607 W5 Assignment
Question
Loading Package
| library(tidyverse) |
| library(lubridate) |
| library(stringr) |
| library(data.table) |
| library(DT) |
Solution
- Read File CSV
- Remove All NA
- Fill the Airport Name for Empty row (cell)
- Convert Wide dataset to Long Data set
- Perform analysis to compare the arrival delays for the two airlines.
Read File
# Read in the coal dataset
ssa <- suppressWarnings(read_csv("https://github.com/Rajwantmishra/msds/raw/master/week5/w5dataset.csv"))
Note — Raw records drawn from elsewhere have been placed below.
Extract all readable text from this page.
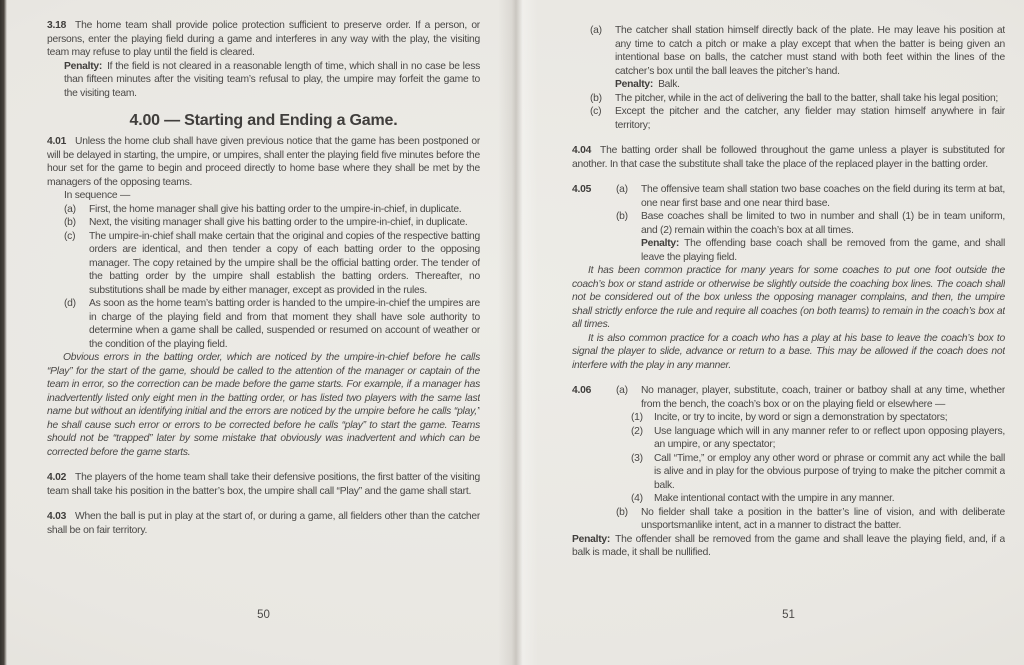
3.18 The home team shall provide police protection sufficient to preserve order. If a person, or persons, enter the playing field during a game and interferes in any way with the play, the visiting team may refuse to play until the field is cleared.

Penalty: If the field is not cleared in a reasonable length of time, which shall in no case be less than fifteen minutes after the visiting team’s refusal to play, the umpire may forfeit the game to the visiting team.

4.00 — Starting and Ending a Game.

4.01 Unless the home club shall have given previous notice that the game has been postponed or will be delayed in starting, the umpire, or umpires, shall enter the playing field five minutes before the hour set for the game to begin and proceed directly to home base where they shall be met by the managers of the opposing teams.

In sequence —

(a)	First, the home manager shall give his batting order to the umpire-in-chief, in duplicate.
(b)	Next, the visiting manager shall give his batting order to the umpire-in-chief, in duplicate.
(c)	The umpire-in-chief shall make certain that the original and copies of the respective batting orders are identical, and then tender a copy of each batting order to the opposing manager. The copy retained by the umpire shall be the official batting order. The tender of the batting order by the umpire shall establish the batting orders. Thereafter, no substitutions shall be made by either manager, except as provided in the rules.
(d)	As soon as the home team’s batting order is handed to the umpire-in-chief the umpires are in charge of the playing field and from that moment they shall have sole authority to determine when a game shall be called, suspended or resumed on account of weather or the condition of the playing field.

Obvious errors in the batting order, which are noticed by the umpire-in-chief before he calls “Play” for the start of the game, should be called to the attention of the manager or captain of the team in error, so the correction can be made before the game starts. For example, if a manager has inadvertently listed only eight men in the batting order, or has listed two players with the same last name but without an identifying initial and the errors are noticed by the umpire before he calls “play,” he shall cause such error or errors to be corrected before he calls “play” to start the game. Teams should not be “trapped” later by some mistake that obviously was inadvertent and which can be corrected before the game starts.

4.02 The players of the home team shall take their defensive positions, the first batter of the visiting team shall take his position in the batter’s box, the umpire shall call “Play” and the game shall start.

4.03 When the ball is put in play at the start of, or during a game, all fielders other than the catcher shall be on fair territory.

50
(a)	The catcher shall station himself directly back of the plate. He may leave his position at any time to catch a pitch or make a play except that when the batter is being given an intentional base on balls, the catcher must stand with both feet within the lines of the catcher’s box until the ball leaves the pitcher’s hand.

Penalty: Balk.

(b)	The pitcher, while in the act of delivering the ball to the batter, shall take his legal position;
(c)	Except the pitcher and the catcher, any fielder may station himself anywhere in fair territory;

4.04 The batting order shall be followed throughout the game unless a player is substituted for another. In that case the substitute shall take the place of the replaced player in the batting order.

4.05	(a)	The offensive team shall station two base coaches on the field during its term at bat, one near first base and one near third base.
(b)	Base coaches shall be limited to two in number and shall (1) be in team uniform, and (2) remain within the coach’s box at all times.

Penalty: The offending base coach shall be removed from the game, and shall leave the playing field.

It has been common practice for many years for some coaches to put one foot outside the coach’s box or stand astride or otherwise be slightly outside the coaching box lines. The coach shall not be considered out of the box unless the opposing manager complains, and then, the umpire shall strictly enforce the rule and require all coaches (on both teams) to remain in the coach’s box at all times.

It is also common practice for a coach who has a play at his base to leave the coach’s box to signal the player to slide, advance or return to a base. This may be allowed if the coach does not interfere with the play in any manner.

4.06	(a)	No manager, player, substitute, coach, trainer or batboy shall at any time, whether from the bench, the coach’s box or on the playing field or elsewhere —
(1)	Incite, or try to incite, by word or sign a demonstration by spectators;
(2)	Use language which will in any manner refer to or reflect upon opposing players, an umpire, or any spectator;
(3)	Call “Time,” or employ any other word or phrase or commit any act while the ball is alive and in play for the obvious purpose of trying to make the pitcher commit a balk.
(4)	Make intentional contact with the umpire in any manner.
(b)	No fielder shall take a position in the batter’s line of vision, and with deliberate unsportsmanlike intent, act in a manner to distract the batter.

Penalty: The offender shall be removed from the game and shall leave the playing field, and, if a balk is made, it shall be nullified.

51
## Parsed with column specification:
## cols(
## X1 = col_character(),
## X2 = col_character(),
## `Los Angeles` = col_double(),
## Phoenix = col_number(),
## `San Diego` = col_double(),
## `San Francisco` = col_double(),
## Seattle = col_number()
## )
ssa
ssa<- ssa[!is.na(ssa$X2),]
# method 2
#ssa<- filter(ssa,!is.na(X2))
data.table(ssa)
Data Wrangling
Using Mutate, spread, lag , rename
# DATA
ssa
#-------------------------------------------------- Method 1
# fill data from 1 row above the currnt cell.
# Using Shift to
#ssa <-mutate(t,X1 = ifelse( is.na(X1),shift(X1, 1L, type="lag"),X1))
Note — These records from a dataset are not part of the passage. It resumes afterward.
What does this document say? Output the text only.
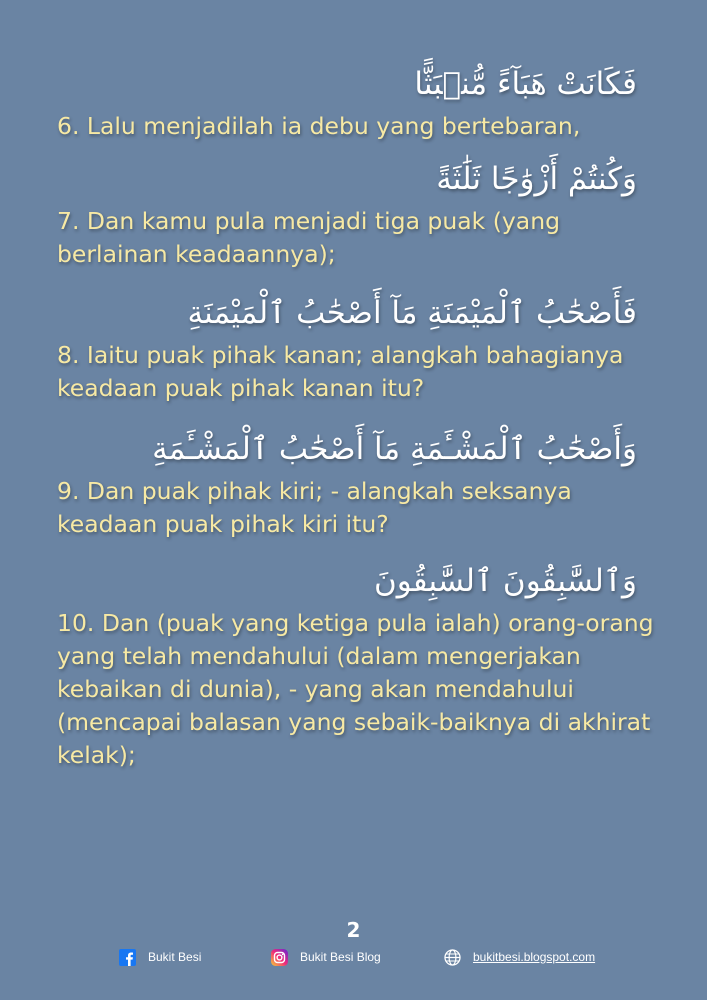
فَكَانَتْ هَبَآءً مُّنۢبَثًّا
6. Lalu menjadilah ia debu yang bertebaran,
وَكُنتُمْ أَزْوَٰجًا ثَلَٰثَةً
7. Dan kamu pula menjadi tiga puak (yang berlainan keadaannya);
فَأَصْحَٰبُ ٱلْمَيْمَنَةِ مَآ أَصْحَٰبُ ٱلْمَيْمَنَةِ
8. Iaitu puak pihak kanan; alangkah bahagianya keadaan puak pihak kanan itu?
وَأَصْحَٰبُ ٱلْمَشْـَٔمَةِ مَآ أَصْحَٰبُ ٱلْمَشْـَٔمَةِ
9. Dan puak pihak kiri; - alangkah seksanya keadaan puak pihak kiri itu?
وَٱلسَّٰبِقُونَ ٱلسَّٰبِقُونَ
10. Dan (puak yang ketiga pula ialah) orang-orang yang telah mendahului (dalam mengerjakan kebaikan di dunia), - yang akan mendahului (mencapai balasan yang sebaik-baiknya di akhirat kelak);
2
Bukit Besi	Bukit Besi Blog	bukitbesi.blogspot.com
#-------------------------------------------------- Method 2
# #Using Mutate Dplyr funtion
# ssa<- mutate(t,X1 = ifelse( is.na(X1),lag(X1),X1))
#-------------------------------------------------- Method 3 (Gather + Spread + Mutate)
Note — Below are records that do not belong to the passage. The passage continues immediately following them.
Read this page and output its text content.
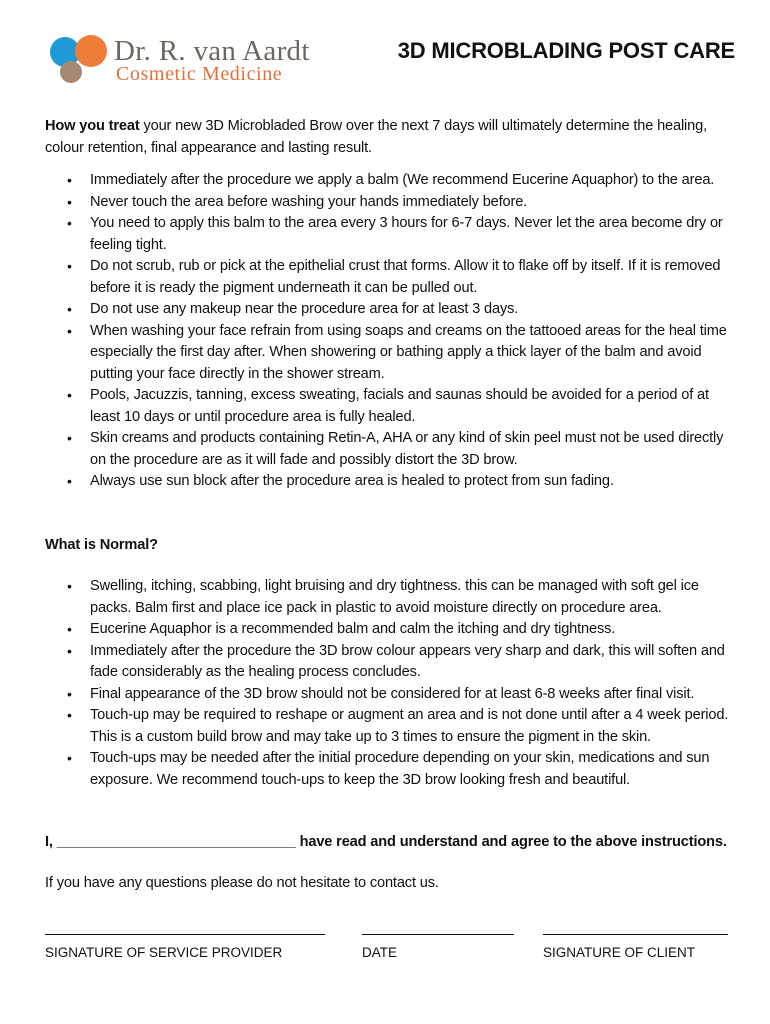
Dr. R. van Aardt
Cosmetic Medicine
3D MICROBLADING POST CARE

How you treat your new 3D Microbladed Brow over the next 7 days will ultimately determine the healing, colour retention, final appearance and lasting result.

• Immediately after the procedure we apply a balm (We recommend Eucerine Aquaphor) to the area.
• Never touch the area before washing your hands immediately before.
• You need to apply this balm to the area every 3 hours for 6-7 days. Never let the area become dry or feeling tight.
• Do not scrub, rub or pick at the epithelial crust that forms. Allow it to flake off by itself. If it is removed before it is ready the pigment underneath it can be pulled out.
• Do not use any makeup near the procedure area for at least 3 days.
• When washing your face refrain from using soaps and creams on the tattooed areas for the heal time especially the first day after. When showering or bathing apply a thick layer of the balm and avoid putting your face directly in the shower stream.
• Pools, Jacuzzis, tanning, excess sweating, facials and saunas should be avoided for a period of at least 10 days or until procedure area is fully healed.
• Skin creams and products containing Retin-A, AHA or any kind of skin peel must not be used directly on the procedure are as it will fade and possibly distort the 3D brow.
• Always use sun block after the procedure area is healed to protect from sun fading.

What is Normal?

• Swelling, itching, scabbing, light bruising and dry tightness. this can be managed with soft gel ice packs. Balm first and place ice pack in plastic to avoid moisture directly on procedure area.
• Eucerine Aquaphor is a recommended balm and calm the itching and dry tightness.
• Immediately after the procedure the 3D brow colour appears very sharp and dark, this will soften and fade considerably as the healing process concludes.
• Final appearance of the 3D brow should not be considered for at least 6-8 weeks after final visit.
• Touch-up may be required to reshape or augment an area and is not done until after a 4 week period. This is a custom build brow and may take up to 3 times to ensure the pigment in the skin.
• Touch-ups may be needed after the initial procedure depending on your skin, medications and sun exposure. We recommend touch-ups to keep the 3D brow looking fresh and beautiful.

I, ______________________________ have read and understand and agree to the above instructions.

If you have any questions please do not hesitate to contact us.

SIGNATURE OF SERVICE PROVIDER	DATE	SIGNATURE OF CLIENT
ssaDF <- mutate(ssa,X1= ifelse( is.na(X1),lag(X1),X1)) %>%
gather(Status,value ,-c(X1,X2)) %>%
spread(key = X2,value = "value") %>%
dplyr::rename( AirPort = X1,FlyingFrom = Status)
## Warning: package 'bindrcpp' was built under R version 3.5.2
datatable(ssaDF)
Analysis
Perform analysis to compare the arrival delays for the two airlines.
# Perform analysis to compare the arrival delays for the two
ssaStat<- group_by(ssaDF,AirPort) %>%
summarise(MEAN = mean(delayed), Median = median(delayed), sd = sd(delayed))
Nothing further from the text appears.